But inside the nine-meter (30 feet) high facility, below the ink-black ceiling and walls, is a replica of the soil that covers the lunar surface.
Craters and lumps ripple in and out of darkness under the stark light of a sole lamp at one end of the 700-square-meter area—the equivalent of more than three tennis courts.
The terrain is strewn with rocks and smothered in a strange pale-gray dust.
ESA astronaut Matthias Maurer described walking through the environment wearing a space suit.
"When you're entering the black area and you have the sunlight in front of you," it can be difficult to find your way around, Maurer told journalists during a recent tour of the facility.
"Is this just a shallow pit or is this an abyss?"
Difficult dust
Maurer, a materials scientist, has served as astronaut advisor for LUNA over the last decade.
"It's a unique facility because it integrates so many different elements that nobody else around the globe has, not even NASA," he said.
For LUNA, the ESA developed and produced 900 tonnes of its own lunar regolith, the thick layer of dust that covers the moon's surface.
To the touch, the simulated moon dust called EAC-1A is rough as pumice stone—yet also very fine.
This combination makes it dangerous to breathe, and can cause equipment problems.
When stepped on, the dust rises and "keeps on floating," Maurer said.
Real lunar soil causes even more problems because it is charged with static electricity, which makes it stick to nearby surfaces.
Because of this problem, astronauts on NASA's Apollo missions more than 50 years ago feared for the integrity of their spacesuits after just a few lunar walks.
On the moon, this powdery dust is the result of repeatedly being hit by asteroids.
But the simulated regolith is "a basaltic volcanic material that is grinded and sieved to our needs and then mixed," the ESA's LUNA project manager Juergen Schlutz said.
The engineers are still waiting on a delivery of 20 tonnes of regolith from Greenland, which will be used in the "dust laboratory," a hermetically sealed space inside LUNA for testing equipment.
The facility will also soon be home to a roving artificial sun, which will cast changing shadows across the terrain.
An intricate harness system controlled from the top of the facility will allow astronauts to experience the bouncy gravity on the moon, which has around 17 percent of Earth's gravity.
LUNA's floor will also be able to be frozen to a depth of three meters.

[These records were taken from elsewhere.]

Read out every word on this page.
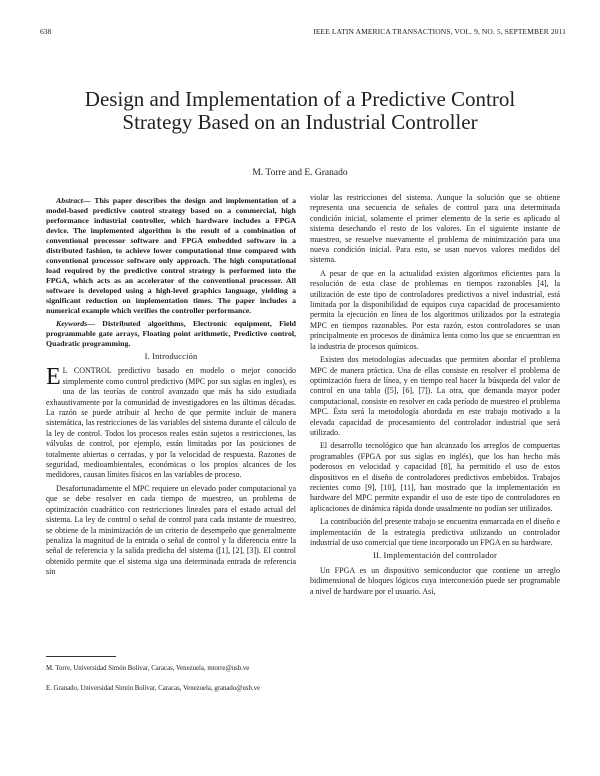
638	IEEE LATIN AMERICA TRANSACTIONS, VOL. 9, NO. 5, SEPTEMBER 2011
Design and Implementation of a Predictive Control Strategy Based on an Industrial Controller
M. Torre and E. Granado

Abstract— This paper describes the design and implementation of a model-based predictive control strategy based on a commercial, high performance industrial controller, which hardware includes a FPGA device. The implemented algorithm is the result of a combination of conventional processor software and FPGA embedded software in a distributed fashion, to achieve lower computational time compared with conventional processor software only approach. The high computational load required by the predictive control strategy is performed into the FPGA, which acts as an accelerator of the conventional processor. All software is developed using a high-level graphics language, yielding a significant reduction on implementation times. The paper includes a numerical example which verifies the controller performance.

Keywords— Distributed algorithms, Electronic equipment, Field programmable gate arrays, Floating point arithmetic, Predictive control, Quadratic programming.

I. Introducción

E L CONTROL predictivo basado en modelo o mejor conocido simplemente como control predictivo (MPC por sus siglas en ingles), es una de las teorías de control avanzado que más ha sido estudiada exhaustivamente por la comunidad de investigadores en las últimas décadas. La razón se puede atribuir al hecho de que permite incluir de manera sistemática, las restricciones de las variables del sistema durante el cálculo de la ley de control. Todos los procesos reales están sujetos a restricciones, las válvulas de control, por ejemplo, están limitadas por las posiciones de totalmente abiertas o cerradas, y por la velocidad de respuesta. Razones de seguridad, medioambientales, económicas o los propios alcances de los medidores, causan límites físicos en las variables de proceso.

Desafortunadamente el MPC requiere un elevado poder computacional ya que se debe resolver en cada tiempo de muestreo, un problema de optimización cuadrático con restricciones lineales para el estado actual del sistema. La ley de control o señal de control para cada instante de muestreo, se obtiene de la minimización de un criterio de desempeño que generalmente penaliza la magnitud de la entrada o señal de control y la diferencia entre la señal de referencia y la salida predicha del sistema ([1], [2], [3]). El control obtenido permite que el sistema siga una determinada entrada de referencia sin

M. Torre, Universidad Simón Bolívar, Caracas, Venezuela, mtorre@usb.ve
E. Granado, Universidad Simón Bolívar, Caracas, Venezuela, granado@usb.ve

violar las restricciones del sistema. Aunque la solución que se obtiene representa una secuencia de señales de control para una determinada condición inicial, solamente el primer elemento de la serie es aplicado al sistema desechando el resto de los valores. En el siguiente instante de muestreo, se resuelve nuevamente el problema de minimización para una nueva condición inicial. Para esto, se usan nuevos valores medidos del sistema.

A pesar de que en la actualidad existen algoritmos eficientes para la resolución de esta clase de problemas en tiempos razonables [4], la utilización de este tipo de controladores predictivos a nivel industrial, está limitada por la disponibilidad de equipos cuya capacidad de procesamiento permita la ejecución en línea de los algoritmos utilizados por la estrategia MPC en tiempos razonables. Por esta razón, estos controladores se usan principalmente en procesos de dinámica lenta como los que se encuentran en la industria de procesos químicos.

Existen dos metodologías adecuadas que permiten abordar el problema MPC de manera práctica. Una de ellas consiste en resolver el problema de optimización fuera de línea, y en tiempo real hacer la búsqueda del valor de control en una tabla ([5], [6], [7]). La otra, que demanda mayor poder computacional, consiste en resolver en cada período de muestreo el problema MPC. Ésta será la metodología abordada en este trabajo motivado a la elevada capacidad de procesamiento del controlador industrial que será utilizado.

El desarrollo tecnológico que han alcanzado los arreglos de compuertas programables (FPGA por sus siglas en inglés), que los han hecho más poderosos en velocidad y capacidad [8], ha permitido el uso de estos dispositivos en el diseño de controladores predictivos embebidos. Trabajos recientes como [9], [10], [11], han mostrado que la implementación en hardware del MPC permite expandir el uso de este tipo de controladores en aplicaciones de dinámica rápida donde usualmente no podían ser utilizados.

La contribución del presente trabajo se encuentra enmarcada en el diseño e implementación de la estrategia predictiva utilizando un controlador industrial de uso comercial que tiene incorporado un FPGA en su hardware.

II. Implementación del controlador

Un FPGA es un dispositivo semiconductor que contiene un arreglo bidimensional de bloques lógicos cuya interconexión puede ser programable a nivel de hardware por el usuario. Así,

This will let astronauts practice drilling into the frozen lunar ground in search of water ice, Maurer explained.
'Live and work on the moon'
In one corner, a tilting panel will test how astronauts handle slopes of up to 50 degrees.
This can be tricky, because first steps on the lunar soil can sometimes sink in ankle-deep, making it similar to climbing a sand dune.
"And after a hard day of eight hours walking on the moon, you go into FLEXHab," Maurer said.
The Future Lunar Exploration Habitat (FLEXHab), designed to house four astronauts, will be connected to LUNA within a week.
The astronauts will use a watertight airlock to stop lunar soil from getting into their home.
The facility will also be connected to a closed-loop greenhouse called LUNA, which has been shown to be able to grow vegetables during a five-year stint in Antarctica.
Altogether, this ecosystem should make it possible to "understand how to live and work on the moon," Schlutz said.
It is also hoped to help secure places for European astronauts on NASA's Artemis program, which plans to return humans to the surface of the moon later this decade.
Maurer, a potential candidate for an Artemis spot, said that "stepping on the moon in Cologne" means that "one foot is already on the moon".